Certainly I appreciate that Bob is able to hear and accept the message that he isn’t alone. In the real world, that kind of connection can be difficult to internalize, and difficult to believe or accept as help in the midst of a depressive episode. And I appreciate that the Thunderbolts* writers (original writer Eric Pearson and a rewrite team including Beef writer Lee Sung Jin and The Bear’s showrunner/co-creator Joanna Calo) have the sense to not portray the big hug-it-out moment as a permanent, magical fix to Bob’s problems: At best, it’s an interruption in the pattern, and a suggestion of a path forward for his friends, who are all facing their own mental health battles. It’s a sensible reminder that every depression episode is its own unique challenge, and sometimes just surviving the moment is enough.

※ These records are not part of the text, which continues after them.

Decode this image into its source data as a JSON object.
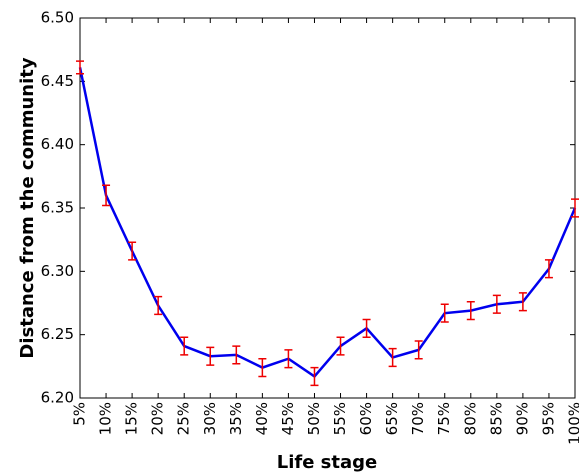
{
  "chart_data": {
    "type": "line",
    "x_label": "Life stage",
    "y_label": "Distance from the community",
    "categories": [
      "5%",
      "10%",
      "15%",
      "20%",
      "25%",
      "30%",
      "35%",
      "40%",
      "45%",
      "50%",
      "55%",
      "60%",
      "65%",
      "70%",
      "75%",
      "80%",
      "85%",
      "90%",
      "95%",
      "100%"
    ],
    "series": [
      {
        "color": "#0000ee",
        "error_color": "#ee0000",
        "values": [
          6.461,
          6.36,
          6.316,
          6.273,
          6.241,
          6.233,
          6.234,
          6.224,
          6.231,
          6.217,
          6.241,
          6.255,
          6.232,
          6.238,
          6.267,
          6.269,
          6.274,
          6.276,
          6.302,
          6.35
        ],
        "errors": [
          0.005,
          0.008,
          0.007,
          0.007,
          0.007,
          0.007,
          0.007,
          0.007,
          0.007,
          0.007,
          0.007,
          0.007,
          0.007,
          0.007,
          0.007,
          0.007,
          0.007,
          0.007,
          0.007,
          0.007
        ]
      }
    ],
    "ylim": [
      6.2,
      6.5
    ],
    "yticks": [
      {
        "value": 6.2,
        "label": "6.20"
      },
      6.25,
      {
        "value": 6.3,
        "label": "6.30"
      },
      6.35,
      {
        "value": 6.4,
        "label": "6.40"
      },
      6.45,
      {
        "value": 6.5,
        "label": "6.50"
      }
    ]
  }
}
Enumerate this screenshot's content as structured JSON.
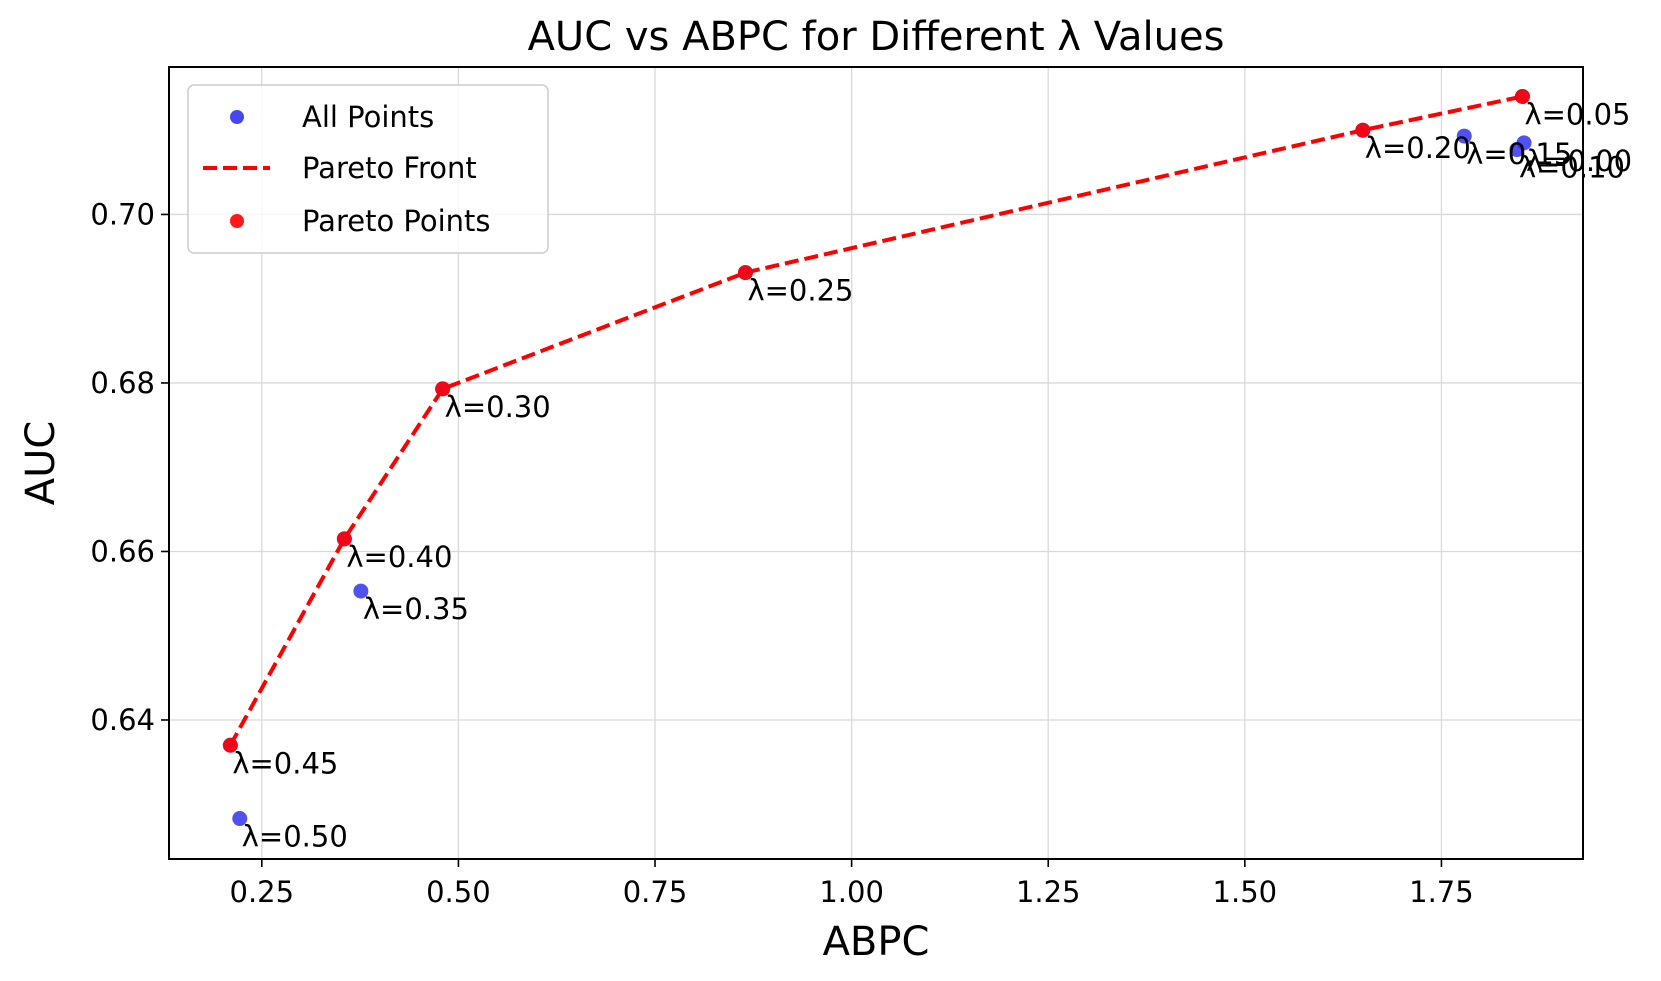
{
  "chart_data": {
    "type": "scatter",
    "title": "AUC vs ABPC for Different λ Values",
    "xlabel": "ABPC",
    "ylabel": "AUC",
    "xlim": [
      0.132,
      1.93
    ],
    "ylim": [
      0.6235,
      0.7175
    ],
    "x_ticks": [
      "0.25",
      "0.50",
      "0.75",
      "1.00",
      "1.25",
      "1.50",
      "1.75"
    ],
    "x_tick_values": [
      0.25,
      0.5,
      0.75,
      1.0,
      1.25,
      1.5,
      1.75
    ],
    "y_ticks": [
      "0.64",
      "0.66",
      "0.68",
      "0.70"
    ],
    "y_tick_values": [
      0.64,
      0.66,
      0.68,
      0.7
    ],
    "grid": true,
    "legend_position": "top-left",
    "legend": [
      "All Points",
      "Pareto Front",
      "Pareto Points"
    ],
    "colors": {
      "all_points": "#3333ee",
      "pareto": "#ff0000"
    },
    "all_points": [
      {
        "label": "λ=0.05",
        "x": 1.853,
        "y": 0.714
      },
      {
        "label": "λ=0.10",
        "x": 1.846,
        "y": 0.7077
      },
      {
        "label": "λ=0.15",
        "x": 1.779,
        "y": 0.7093
      },
      {
        "label": "λ=0.20",
        "x": 1.65,
        "y": 0.71
      },
      {
        "label": "λ=0.25",
        "x": 0.865,
        "y": 0.6931
      },
      {
        "label": "λ=0.30",
        "x": 0.48,
        "y": 0.6793
      },
      {
        "label": "λ=0.35",
        "x": 0.376,
        "y": 0.6553
      },
      {
        "label": "λ=0.40",
        "x": 0.355,
        "y": 0.6615
      },
      {
        "label": "λ=0.45",
        "x": 0.21,
        "y": 0.637
      },
      {
        "label": "λ=0.50",
        "x": 0.222,
        "y": 0.6283
      },
      {
        "label": "λ=0.00",
        "x": 1.855,
        "y": 0.7085
      }
    ],
    "pareto_points": [
      {
        "x": 0.21,
        "y": 0.637
      },
      {
        "x": 0.355,
        "y": 0.6615
      },
      {
        "x": 0.48,
        "y": 0.6793
      },
      {
        "x": 0.865,
        "y": 0.6931
      },
      {
        "x": 1.65,
        "y": 0.71
      },
      {
        "x": 1.853,
        "y": 0.714
      }
    ]
  }
}
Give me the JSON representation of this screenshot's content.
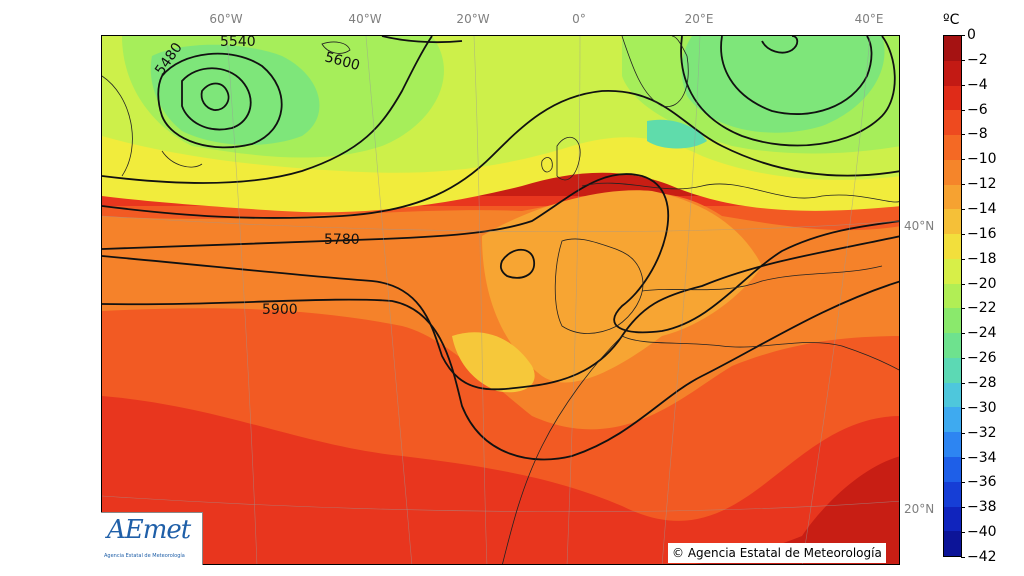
{
  "map": {
    "lon_labels": [
      "60°W",
      "40°W",
      "20°W",
      "0°",
      "20°E",
      "40°E"
    ],
    "lat_labels": [
      "40°N",
      "20°N"
    ],
    "contour_labels": [
      "5480",
      "5540",
      "5600",
      "5780",
      "5900"
    ],
    "colors": {
      "deep_red": "#c81e14",
      "red": "#e8361e",
      "orange_red": "#f25a23",
      "orange": "#f5822a",
      "light_orange": "#f7a533",
      "yellow_orange": "#f6c83a",
      "yellow": "#f1ec3c",
      "yellow_green": "#cdf04a",
      "light_green": "#a6ee5a",
      "green": "#7ee67a",
      "cyan_green": "#5fdcab"
    }
  },
  "logo": {
    "name": "AEmet",
    "subtitle": "Agencia Estatal de Meteorología"
  },
  "copyright": "© Agencia Estatal de Meteorología",
  "colorbar": {
    "unit": "ºC",
    "ticks": [
      "0",
      "−2",
      "−4",
      "−6",
      "−8",
      "−10",
      "−12",
      "−14",
      "−16",
      "−18",
      "−20",
      "−22",
      "−24",
      "−26",
      "−28",
      "−30",
      "−32",
      "−34",
      "−36",
      "−38",
      "−40",
      "−42"
    ],
    "colors": [
      "#a51212",
      "#c31a14",
      "#df2b18",
      "#ee4a1f",
      "#f46924",
      "#f5852a",
      "#f6a231",
      "#f5c038",
      "#f2df3c",
      "#d7ef48",
      "#b1ee55",
      "#8ae96c",
      "#6ee28e",
      "#5cd9b4",
      "#4ec7dc",
      "#3eaaf0",
      "#2d85f2",
      "#1e5fe8",
      "#163ed6",
      "#1024bd",
      "#0c1498"
    ]
  }
}
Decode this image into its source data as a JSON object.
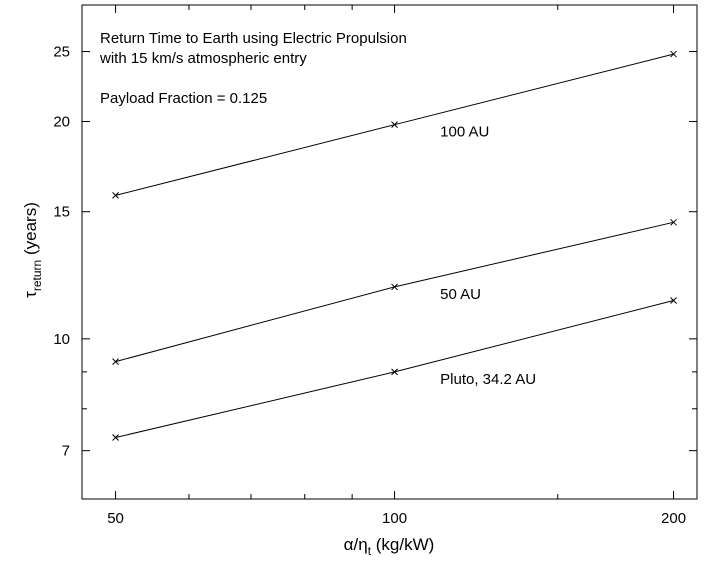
{
  "chart_data": {
    "type": "line",
    "title_lines": [
      "Return Time to Earth using Electric Propulsion",
      "with 15 km/s atmospheric entry"
    ],
    "subtitle": "Payload Fraction = 0.125",
    "xlabel": {
      "main": "α/η",
      "sub": "t",
      "unit": " (kg/kW)"
    },
    "ylabel": {
      "main": "τ",
      "sub": "return",
      "unit": " (years)"
    },
    "x_scale": "log",
    "y_scale": "log",
    "xlim": [
      46,
      212
    ],
    "ylim": [
      6.0,
      29.0
    ],
    "x_ticks": [
      50,
      100,
      200
    ],
    "y_ticks": [
      7,
      10,
      15,
      20,
      25
    ],
    "grid": false,
    "marker": "x",
    "series": [
      {
        "name": "100 AU",
        "x": [
          50,
          100,
          200
        ],
        "y": [
          15.8,
          19.8,
          24.8
        ]
      },
      {
        "name": "50 AU",
        "x": [
          50,
          100,
          200
        ],
        "y": [
          9.3,
          11.8,
          14.5
        ]
      },
      {
        "name": "Pluto, 34.2 AU",
        "x": [
          50,
          100,
          200
        ],
        "y": [
          7.3,
          9.0,
          11.3
        ]
      }
    ],
    "series_label_anchor_x": [
      112,
      112,
      112
    ]
  }
}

But leaving Bob as a permanent broken stair in his friend group, the amiable, adorkable, hapless dude who just might explode at any moment, feels like a horror. Bob isn’t completely oblivious by the end of the movie — presumably his friends have filled him in on what they went through with him. He isn’t fixed, and he knows it. But he’s doing the work: reading a self-help book (Rick Rubin’s The Creative Act: A Way of Being), avoiding behavior he knows triggers his depression, expressing his needs to other people. (Not shown: therapy, medication, or learned therapeutic techniques like CBT.) He’s stable, for the moment, and he’s consciously practicing self-care. Certainly that’s more of a kindness than leaving him wallowing in shame and guilt over everything the Void nearly did.
Still, in a movie that’s so much about positive messaging — whispered counterarguments to the Void, parallel messages that say, You aren’t alone in this, other people have been here too and Your friends really do care about you, you just need to let them in — I don’t know what Bob’s shameless, comfortable complacency at the end really gets us, except a sense that it’s kind of funny to be needy, damaged, and destructive. Some of this response, I recognize, is my own Void still whispering back at me, identifying with the villainous parts of Bob instead of the human ones.
But I’ll stand by this as long as I’m fighting my own mental health fight: I’d rather be part of the team, fighting through my own embarrassment and pain to try to hug people and help them, than to be Bob, causing problems I don’t even see, and then walking away smiling afterward. I’ve known a lot of people fighting this kind of inner war, and I’ve fought it myself, for most of my life. None of us are as complacent about it as Bob, or as willing to let other people do all the work on our behalf. And it feels a wee bit cavalier to put him through this titanic battle — to go through the thoughtful work of humanizing mental health struggles and portraying them as a heroic battle against evil — and then robbing Bob of the chance to really process anything he’s experienced, or take a meaningful role in his own recovery.